I think these are skills that strong marketers inherently possess, but we’ve traditionally applied them to sell our plans and ideas, versus problem solve across a wider range of challenges. In a given week, I spend more time now with Operations, Pricing, Finance and Technology than I do with our marketing agencies. I don’t expect this to change and suspect this is true in a lot of organizations as we adopt a more “customer at the center” approach to innovation and growing the business.
Q. Are we approaching a “less is more” age where we will see less advertising delivering more value to customers?
A. You don’t often see value to consumers and advertising being discussed in the same sentence, but I do believe that there is an opportunity (and an obligation) to target messages more effectively with increased relevance – particularly online.

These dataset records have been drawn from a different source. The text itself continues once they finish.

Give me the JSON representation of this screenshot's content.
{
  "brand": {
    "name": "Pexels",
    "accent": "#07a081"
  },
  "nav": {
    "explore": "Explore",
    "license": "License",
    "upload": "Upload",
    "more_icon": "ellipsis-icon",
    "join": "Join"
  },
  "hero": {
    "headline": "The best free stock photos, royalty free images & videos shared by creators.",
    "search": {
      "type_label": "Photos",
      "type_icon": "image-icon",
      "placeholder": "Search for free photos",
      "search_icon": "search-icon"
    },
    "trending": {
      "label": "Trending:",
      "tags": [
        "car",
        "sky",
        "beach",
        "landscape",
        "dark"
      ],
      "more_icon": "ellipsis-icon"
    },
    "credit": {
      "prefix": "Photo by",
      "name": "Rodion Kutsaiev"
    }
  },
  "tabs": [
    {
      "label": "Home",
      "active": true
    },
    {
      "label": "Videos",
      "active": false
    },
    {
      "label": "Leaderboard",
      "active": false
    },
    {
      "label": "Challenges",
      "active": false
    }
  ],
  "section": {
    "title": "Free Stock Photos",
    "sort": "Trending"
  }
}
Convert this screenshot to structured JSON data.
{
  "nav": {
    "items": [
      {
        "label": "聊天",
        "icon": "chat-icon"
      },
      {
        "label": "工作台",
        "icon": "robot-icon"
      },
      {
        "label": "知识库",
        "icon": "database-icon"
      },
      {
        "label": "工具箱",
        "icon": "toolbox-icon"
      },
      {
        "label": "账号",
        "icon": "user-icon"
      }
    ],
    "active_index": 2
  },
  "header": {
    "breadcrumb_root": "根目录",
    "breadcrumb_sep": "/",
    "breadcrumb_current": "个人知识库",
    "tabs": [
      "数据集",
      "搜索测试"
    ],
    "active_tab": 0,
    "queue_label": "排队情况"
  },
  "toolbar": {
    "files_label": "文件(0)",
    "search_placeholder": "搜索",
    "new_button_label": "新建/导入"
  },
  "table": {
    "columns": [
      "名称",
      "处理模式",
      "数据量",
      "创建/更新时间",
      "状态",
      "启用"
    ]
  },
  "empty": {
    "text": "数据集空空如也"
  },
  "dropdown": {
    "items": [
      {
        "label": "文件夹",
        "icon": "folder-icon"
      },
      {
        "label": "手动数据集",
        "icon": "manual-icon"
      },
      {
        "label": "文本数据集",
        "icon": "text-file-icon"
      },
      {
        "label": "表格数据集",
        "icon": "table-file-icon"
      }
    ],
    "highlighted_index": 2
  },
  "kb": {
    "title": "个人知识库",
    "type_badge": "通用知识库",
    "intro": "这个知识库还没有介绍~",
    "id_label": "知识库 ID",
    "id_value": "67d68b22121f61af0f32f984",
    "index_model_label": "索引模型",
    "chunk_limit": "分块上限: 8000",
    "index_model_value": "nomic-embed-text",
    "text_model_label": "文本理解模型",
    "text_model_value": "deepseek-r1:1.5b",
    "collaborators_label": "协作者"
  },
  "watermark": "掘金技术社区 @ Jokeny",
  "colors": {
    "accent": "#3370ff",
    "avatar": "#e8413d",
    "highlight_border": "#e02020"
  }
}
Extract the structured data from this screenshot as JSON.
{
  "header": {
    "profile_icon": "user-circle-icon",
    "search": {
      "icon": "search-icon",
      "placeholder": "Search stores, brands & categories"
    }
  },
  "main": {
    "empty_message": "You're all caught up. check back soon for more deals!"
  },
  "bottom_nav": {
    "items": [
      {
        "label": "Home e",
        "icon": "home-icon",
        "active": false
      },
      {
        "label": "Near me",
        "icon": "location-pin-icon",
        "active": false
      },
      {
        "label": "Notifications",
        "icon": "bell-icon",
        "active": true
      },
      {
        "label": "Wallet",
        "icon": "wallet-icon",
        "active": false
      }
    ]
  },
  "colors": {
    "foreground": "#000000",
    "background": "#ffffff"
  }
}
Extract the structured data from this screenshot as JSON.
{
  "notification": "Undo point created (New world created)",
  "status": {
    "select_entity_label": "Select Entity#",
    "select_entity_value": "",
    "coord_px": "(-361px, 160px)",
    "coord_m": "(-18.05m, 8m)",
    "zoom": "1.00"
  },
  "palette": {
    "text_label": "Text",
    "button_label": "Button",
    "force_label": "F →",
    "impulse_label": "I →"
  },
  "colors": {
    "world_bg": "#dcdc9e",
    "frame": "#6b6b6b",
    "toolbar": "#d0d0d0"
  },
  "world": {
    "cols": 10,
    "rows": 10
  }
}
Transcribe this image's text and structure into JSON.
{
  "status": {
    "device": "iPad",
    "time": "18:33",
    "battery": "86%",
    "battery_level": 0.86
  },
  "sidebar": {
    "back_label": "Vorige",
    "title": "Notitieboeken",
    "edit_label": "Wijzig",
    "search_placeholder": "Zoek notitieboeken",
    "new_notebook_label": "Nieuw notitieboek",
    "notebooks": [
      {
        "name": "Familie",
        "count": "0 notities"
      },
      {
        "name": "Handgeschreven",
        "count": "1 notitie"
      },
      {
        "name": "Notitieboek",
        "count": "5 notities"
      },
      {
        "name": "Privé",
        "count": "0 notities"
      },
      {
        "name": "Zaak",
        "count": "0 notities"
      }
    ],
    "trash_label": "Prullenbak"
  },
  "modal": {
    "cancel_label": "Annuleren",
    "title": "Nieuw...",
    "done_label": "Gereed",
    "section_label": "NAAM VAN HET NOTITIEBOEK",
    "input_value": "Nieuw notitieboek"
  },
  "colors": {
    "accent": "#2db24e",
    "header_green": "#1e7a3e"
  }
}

Also, as we all experiment and begin to invest more in content marketing and helping consumers better navigate choice, the depth of the message (and therefore hopefully the value) will increase dramatically. The challenge is how to scale this activity effectively as well as how to look beyond traditional Web metrics like click-through rates and visits to brandsite.com to gauge what impact our messaging has on building and differentiating our brands.
To be honest, I think the creative challenge that digital presents is the hardest part of the transition. The ability to micro-target and test can lead to heavy fragmentation and a lack of clear brand focus. I really admire brands like Mini and Nike who bring the same creative focus and insight to their digital work. It’s also not a coincidence that both of these brands, while doing consistently strong digital work, are also brands that have a very high bar on creative execution and very clear positions in the market.
Q. How would you describe your relationship with your CIO?
A. Very positive and productive. More importantly, our teams are very integrated thanks to the scrum development methodology. I believe this approach works well for marketing technology efforts (particularly digital), as it pushes prioritization down to the people closest to the effort and is an iterative process that allows for more of a test, learn, and optimize approach. You also end up making smaller bets that can fail fast, which is important given the pace of change.
When I first joined Carnival, we were exclusively a waterfall shop and the teams were very afraid of missing deadlines or missing budgets. This led to extended periods of requirements gathering and padded estimates. We’ve worked hard to change this mindset and it’s a big reason why our relationship is strong and we’ve been able to move quickly to address several challenges related to the intersection of marketing and technology.